Real people, real lives: Digital archival collections beyond academia

For better or worse, it is increasingly accepted that it is no longer the ideal to conduct research which extends the boundaries of knowledge merely for its own sake; which supports, builds upon or refutes the work of others, but which ultimately reflects back upon an enclosed and self-sustaining world of scholarship and discourse. Researchers are encouraged to find additional ways in which their work can be taken out of its hermetic confines and made relevant to new audiences or to propose projects which set out from first principles to demonstrate impact elsewhere in society. From medical processes to new technologies, there is a longstanding tradition of wider impact in STEM, but this can be a more difficult challenge for the arts and humanities, wherein knowledge and learning as ends in and of themselves are often the norm.

One project which seeks to redefine and extend the types of engagement with primary sources, beyond those that we are used to seeing, is Dr Owen Barden’s work using the Jisc-hosted UK Medical Heritage Library (UKMHL) to offer people labelled as ‘learning-disabled’ access to their own history (a history from which they have often been excluded, through the presence of a number of structural and societal barriers). Dr Barden, who is senior lecturer in disability and education at Liverpool Hope University’s Centre for Culture and Disability Studies, is the recipient of a Jisc-sponsored British Academy award to support his research, which he has used to organise a series of workshop sessions with adults recruited from disability groups in and around Liverpool. Dr Barden was kind enough to reach out to the Historical Texts team at Jisc with an invitation to come and see how the funding was being spent and how the digital archive that we deliver could be used to generate new responses from an important yet neglected user-group.

Earlier this week, I was finally able to make the journey to Liverpool to observe and take part in the latest of the project’s Workshops. One of the last of the planned events, this session’s goals were to coalesce and sum up the thoughts and responses generated in the earlier meetings and it was a good point at which to join the process and see what had been achieved and how the participants viewed the project. The basis of the workshops is the exploration of one individual’s story – a microcephalic woman in nineteenth-century Italy – and the way in which her case was viewed and recorded (and consequently transmitted to the present day) by the medical profession of the age, both in Italy and in the UK. The project participants are people with various conditions that might be labelled as ‘learning disabilities’, their carers and volunteers from The Brain Charity (who are partnering with the project and provide a venue for the events).

The format of the workshop was a well-structured conversation, led by Dr Barden, and supported by a graphical facilitator, who had to work industriously to channel the constant stream of ideas and opinions into a banner-sized visualisation which will become just one of the project’s lasting outputs, along with an accessible website and more traditional aspects such as journal articles and conference papers. The discussion itself was lively and collaborative, with participants expanding upon one another’s ideas, and the whole exercise was grounded in a great deal of empathy and appreciation of the subject as a human being and not simply a medical curiosity. Indeed, there was an undercurrent, sometimes explicitly stated, of suspicion of medicine and academia, with their formal language and cold objectivity, which, it was clear, was not directed solely at the distant past. Indeed, the conversation moved naturally and often into areas of personal experience and reflection not just on the differences between the 1870s and today but also the changes that have occurred within the participants own lifetimes. The group’s energy and level of enthusiasm for the project were as impressive as they were consistent, and they worked together to communicate their responses, even innovating with, for instance, the use of drawings to express their thoughts and feelings.
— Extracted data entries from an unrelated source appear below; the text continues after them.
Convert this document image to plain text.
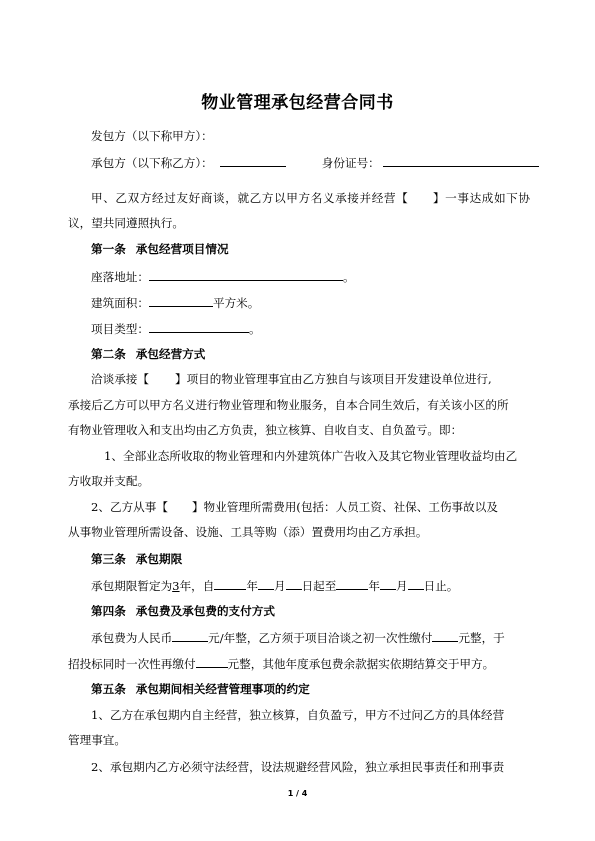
物业管理承包经营合同书
发包方（以下称甲方）：
承包方（以下称乙方）：	身份证号：
甲、乙双方经过友好商谈，就乙方以甲方名义承接并经营【 】一事达成如下协
议，望共同遵照执行。
第一条 承包经营项目情况
座落地址：	。
建筑面积：	平方米。
项目类型：	。
第二条 承包经营方式
洽谈承接【 】项目的物业管理事宜由乙方独自与该项目开发建设单位进行,
承接后乙方可以甲方名义进行物业管理和物业服务，自本合同生效后，有关该小区的所
有物业管理收入和支出均由乙方负责，独立核算、自收自支、自负盈亏。即：
1、全部业态所收取的物业管理和内外建筑体广告收入及其它物业管理收益均由乙
方收取并支配。
2、乙方从事【 】物业管理所需费用(包括：人员工资、社保、工伤事故以及
从事物业管理所需设备、设施、工具等购（添）置费用均由乙方承担。
第三条 承包期限
承包期限暂定为3年，自	年 月 日起至	年 月 日止。
第四条 承包费及承包费的支付方式
承包费为人民币	元/年整，乙方须于项目洽谈之初一次性缴付 元整，于
招投标同时一次性再缴付	元整，其他年度承包费余款据实依期结算交于甲方。
第五条 承包期间相关经营管理事项的约定
1、乙方在承包期内自主经营，独立核算，自负盈亏，甲方不过问乙方的具体经营
管理事宜。
2、承包期内乙方必须守法经营，设法规避经营风险，独立承担民事责任和刑事责
1 / 4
What stands out most from my brief interaction with this project is the significant degree of interest shown by this group in working with historical content that we deliver – if we are to be honest – in the expectation that it will be used primarily by researchers with some level of formal training in ‘historical method’. Whilst some preparatory work was undertaken to make the historical material more ‘accessible’ to modern, non-specialist audiences, I believe that the real key to unlocking the participants’ engagement with the source material was in the provision of a clear and understandable mechanism for reacting to historical materials. Once this means was in place, in the form of the selected content, the workshops and their guided discussions, the responses themselves came easily and fluently from a group of people who had no difficulty in bringing fresh and meaningful interpretation to the content. In the near future, there are plans for the workshop group to participate in a scholarly conference – an opportunity to contribute their findings and experiences of the project, which the members that I spoke with viewed with enthusiasm and which they contrasted with the limited expectations society had placed upon them.

This is a highly worthwhile project which engages a set of users who can demonstrate unique and powerful investment in the subject matter yet who have been traditionally denied access to the history of their own experiences. As an example of extending ‘impact’ beyond the traditional pattern of influence and citation, it is to be commended. Perhaps, before long, projects such as this one and others, which seek to benefit both traditional scholarship and other groups in society, will increase in number and become more part of the mainstream. In the meantime, we can look forward to the completion of this project and a series of outputs which will reflect the investment, commitment and hard work of all involved.